Close read file and open again required in order to write search result string to output file

Question

I have the following code:

import fileinput, os, glob, re

# Find text file to search in. Open.
filename = str(glob.glob('*.txt'))[2:][:-2]
print("found " + filename + ", opening...")
f = open(filename, 'r')

# Create output csv write total found occurrences of search string after name of search string 
with open(filename[:-4] + 'output.csv','w') as output:    
    output.write("------------Group 1----------
")
    output.write(("String 1,") + str((len(re.findall(r's5 .*w249 w1025 w301 w1026 .*',f.read())))) +"
")
    output.write(("String 1 reverse,") + str((len(re.findall(r's5 .*w1026 w301 w1025 w249 .*',f.read())))) +"
")

# close and finish
f.close
output.close

It successfully finds the first string and writes the total count to the output file, but it writes zero finds for 'String 1 reverse', even though it should find 1000's.

It works if I insert this between searching for String 1 and String 1 reverse:

f.close
f = open(filename, 'r')

i.e. I close the read file and then open it again.

I don't want to have to add this after each search line, what's going on?

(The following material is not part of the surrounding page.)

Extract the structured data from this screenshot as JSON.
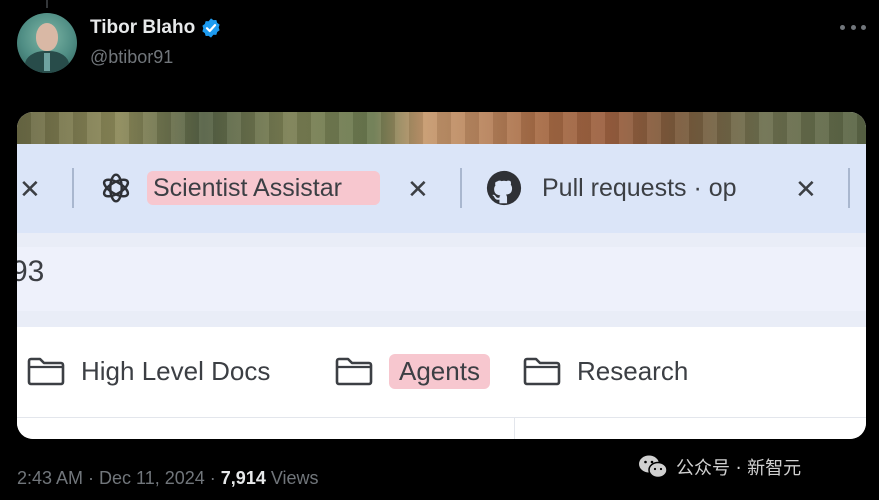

Is it something to do with caching the open file or cache in regex?

Thanks

Fabien · Accepted Answer

I do not have samples to test your example, but I suspect that the issue comes from:

 output.write(("String 1,") + str((len(re.findall(r's5 .*w249 w1025 w301 w1026 .*',f.read())))) +"
")
 output.write(("String 1 reverse,") + str((len(re.findall(r's5 .*w1026 w301 w1025 w249 .*',f.read())))) +"
")

You are doing f.read() two times, which means that the entire file is read, and the cursor is then set at the end of the file. The second f.read() will return an empty string, because there is no more data to read.

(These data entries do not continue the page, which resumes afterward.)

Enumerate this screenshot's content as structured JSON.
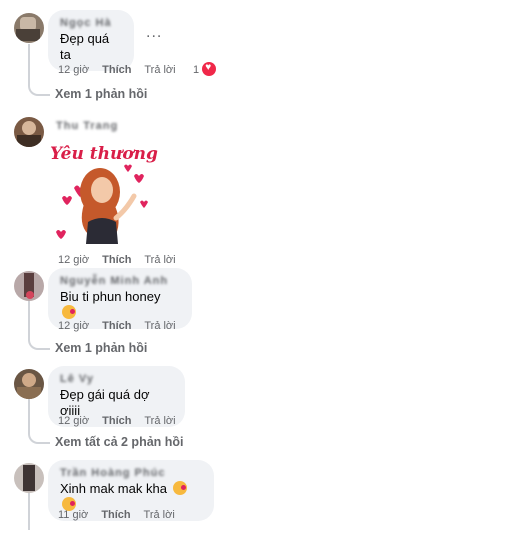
{
  "comments": [
    {
      "author": "Ngọc Hà",
      "text": "Đẹp quá ta",
      "time": "12 giờ",
      "like": "Thích",
      "reply": "Trả lời",
      "reactions": "1",
      "more": "...",
      "view_replies": "Xem 1 phản hồi"
    },
    {
      "author": "Thu Trang",
      "sticker_text": "Yêu thương",
      "time": "12 giờ",
      "like": "Thích",
      "reply": "Trả lời"
    },
    {
      "author": "Nguyễn Minh Anh",
      "text": "Biu ti phun honey",
      "time": "12 giờ",
      "like": "Thích",
      "reply": "Trả lời",
      "view_replies": "Xem 1 phản hồi"
    },
    {
      "author": "Lê Vy",
      "text": "Đẹp gái quá dợ ơiiii",
      "time": "12 giờ",
      "like": "Thích",
      "reply": "Trả lời",
      "view_replies": "Xem tất cả 2 phản hồi"
    },
    {
      "author": "Trần Hoàng Phúc",
      "text": "Xinh mak mak kha",
      "time": "11 giờ",
      "like": "Thích",
      "reply": "Trả lời"
    }
  ],
  "icons": {
    "reaction": "heart-icon",
    "emoji": "kiss-emoji-icon",
    "more": "more-options-icon"
  },
  "colors": {
    "bubble": "#f0f2f5",
    "meta": "#65676b",
    "heart": "#f02849",
    "sticker_text": "#d91e48"
  }
}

You have to remember that reading a file means that the reading cursor (the position attached to the file descriptor) will change of +n bytes after reading n bytes. With no arguments f.read() will read for the entire file size bytes, and leave the cursor at end of file.

You have two solutions:

Store the file content in a variable (Eg: content = f.read()) and perform your searches on that variable.
Use the file seek features:

To change the file object’s position, use f.seek(offset, from_what). The position is computed from adding offset to a reference point; the reference point is selected by the from_what argument. A from_what value of 0 measures from the beginning of the file, 1 uses the current file position, and 2 uses the end of the file as the reference point. from_what can be omitted and defaults to 0, using the beginning of the file as the reference point.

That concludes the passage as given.